India's 'bride buying' country
(Editor's Note : - this BBC story was initially published in 5 April 2006; but not much has changed for trafficked women in India since......)
Anwari Khatoon came visiting a relative in the northern Indian state of Haryana eight months ago, but ended up getting married against her will to a local man with six children from a previous marriage.
A man from her village in eastern Jharkhand state had accompanied the 22-year-old woman on her journey to Haryana.
When she arrived in the village, Anwari found the man and her relative pressuring her to marry the man with six children, a middle-aged truck driver.
Her new husband paid 10,000 rupees ($220) to the man who brought her to the village.
"Can a young, single girl get married to a father of six willingly?" asks Anwari.
"It is all fate. What has happened has happened. What can I do? My parents didn't even get any money from this deal."
Anwari is among the several thousand young women from all over India who are literally sold-off to men in Haryana, a state notorious for its low ratio of girls to boys.
The going rate for buying a girl in the state is anything between 4,000 and 30,000 rupees ($88 to $660).
Sex slaves
A cultural preference for sons over daughters has skewed India's sex ratio in places like Haryana.
As a result of female foeticide, there are about 861 women for every 1,000 men in Haryana, according to the last census. The national average is 927 women to 1,000 men.
Since there aren't enough local women to marry, Haryana's men pay touts to bring women for them to marry and to work on their farms.
Social activists reckon most of these women end up being used as sex slaves and then resold to other men in what looks like a flourishing market in trafficking of women.
The head of Asawati village told us about a girl called Ajmeri who arrived last month from the state of West Bengal in eastern India. She told the village head that "some people had come to see me and offered 10,000 rupees ($220)".

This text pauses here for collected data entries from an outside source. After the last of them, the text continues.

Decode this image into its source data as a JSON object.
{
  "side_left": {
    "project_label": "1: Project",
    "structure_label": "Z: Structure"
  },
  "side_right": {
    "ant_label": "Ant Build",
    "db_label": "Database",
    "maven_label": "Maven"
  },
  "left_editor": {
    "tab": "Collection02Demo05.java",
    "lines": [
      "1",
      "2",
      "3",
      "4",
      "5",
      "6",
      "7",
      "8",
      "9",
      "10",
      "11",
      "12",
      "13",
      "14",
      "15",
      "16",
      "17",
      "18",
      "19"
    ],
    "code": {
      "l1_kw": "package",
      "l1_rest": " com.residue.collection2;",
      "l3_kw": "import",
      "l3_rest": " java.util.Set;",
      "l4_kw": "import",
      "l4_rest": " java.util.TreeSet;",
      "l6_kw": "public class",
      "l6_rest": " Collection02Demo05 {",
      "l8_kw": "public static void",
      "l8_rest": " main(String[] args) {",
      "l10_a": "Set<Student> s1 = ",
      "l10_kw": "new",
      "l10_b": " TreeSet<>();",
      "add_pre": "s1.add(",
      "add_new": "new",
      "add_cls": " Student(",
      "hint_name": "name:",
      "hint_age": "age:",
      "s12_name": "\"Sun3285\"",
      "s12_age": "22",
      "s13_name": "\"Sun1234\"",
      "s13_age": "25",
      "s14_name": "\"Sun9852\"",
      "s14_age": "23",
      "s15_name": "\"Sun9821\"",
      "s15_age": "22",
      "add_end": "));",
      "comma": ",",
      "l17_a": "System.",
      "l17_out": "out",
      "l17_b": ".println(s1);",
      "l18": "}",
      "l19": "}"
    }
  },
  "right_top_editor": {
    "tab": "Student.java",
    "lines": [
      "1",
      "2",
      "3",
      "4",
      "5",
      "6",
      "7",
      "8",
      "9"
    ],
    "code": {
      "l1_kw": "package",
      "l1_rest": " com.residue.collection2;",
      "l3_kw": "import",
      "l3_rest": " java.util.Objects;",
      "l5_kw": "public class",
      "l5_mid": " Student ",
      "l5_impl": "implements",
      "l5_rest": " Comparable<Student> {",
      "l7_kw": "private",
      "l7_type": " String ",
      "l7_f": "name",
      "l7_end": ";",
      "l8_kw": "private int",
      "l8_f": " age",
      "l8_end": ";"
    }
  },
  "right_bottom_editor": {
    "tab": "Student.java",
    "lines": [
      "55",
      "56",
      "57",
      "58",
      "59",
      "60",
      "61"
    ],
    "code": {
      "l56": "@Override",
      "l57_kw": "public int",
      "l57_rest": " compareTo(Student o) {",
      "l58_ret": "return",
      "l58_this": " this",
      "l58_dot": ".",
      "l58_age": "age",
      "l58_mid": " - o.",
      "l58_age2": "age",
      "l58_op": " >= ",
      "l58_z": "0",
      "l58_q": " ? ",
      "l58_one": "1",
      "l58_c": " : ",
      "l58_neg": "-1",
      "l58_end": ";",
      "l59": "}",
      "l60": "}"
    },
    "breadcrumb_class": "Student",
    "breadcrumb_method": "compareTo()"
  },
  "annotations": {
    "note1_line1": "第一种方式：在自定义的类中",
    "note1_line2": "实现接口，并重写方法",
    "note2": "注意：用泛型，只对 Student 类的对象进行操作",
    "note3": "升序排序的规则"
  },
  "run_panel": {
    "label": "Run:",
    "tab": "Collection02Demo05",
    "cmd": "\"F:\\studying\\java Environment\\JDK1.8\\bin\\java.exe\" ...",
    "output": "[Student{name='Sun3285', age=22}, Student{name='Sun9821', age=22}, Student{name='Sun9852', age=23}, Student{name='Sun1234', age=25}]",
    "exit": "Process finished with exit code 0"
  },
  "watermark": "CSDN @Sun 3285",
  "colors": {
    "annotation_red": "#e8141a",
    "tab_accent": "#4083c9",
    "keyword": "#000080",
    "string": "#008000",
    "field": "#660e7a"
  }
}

We went to look for Ajmeri. But when we reached her home she wasn't there. Her neighbours told us that she "may have been taken away by somebody" to another village.
Vicious cycle
These young women who are sold off as brides against their will are known in Haryana as 'paros'.
According to one estimate, there are almost 45,000 paros here from the dirt-poor, eastern tribal state of Jharkhand alone.
Touts pay their poor parents anything between 500 to 1,000 rupees (about $11 to $22) to take the daughter.
There are 45,000 'paros' from Jharkhand alone
Social activists say Haryana exemplifies the vicious cycle of exploitation of women and represents a society which does not respect women.
Haryana minister Randeep Singh Surjewala says the government is aware of the problem.
"Whenever we get complaints we take action. We are also trying to educate people socially and address the sex ratio problem," he says.
Last month a doctor and his assistant in Haryana were sentenced to two years in jail for revealing the sex of a female foetus and then agreeing to abort it. It was the first time offenders had been sent to jail for this offence.
Shakti Vahini is one NGO trying to help the paros by rescuing them and sending them to a safe home run by the state government.
In one case a man stands accused of beheading his paros wife because she refused to sleep with his brothers.
"There is a lack of political will, so no government is taking any steps to curb this problem," says Sanjay Mishra, who runs a voluntary group in Jharkhand associated with rescuing these women.
Meanwhile, Haryana's infamous market in women continues to flourish.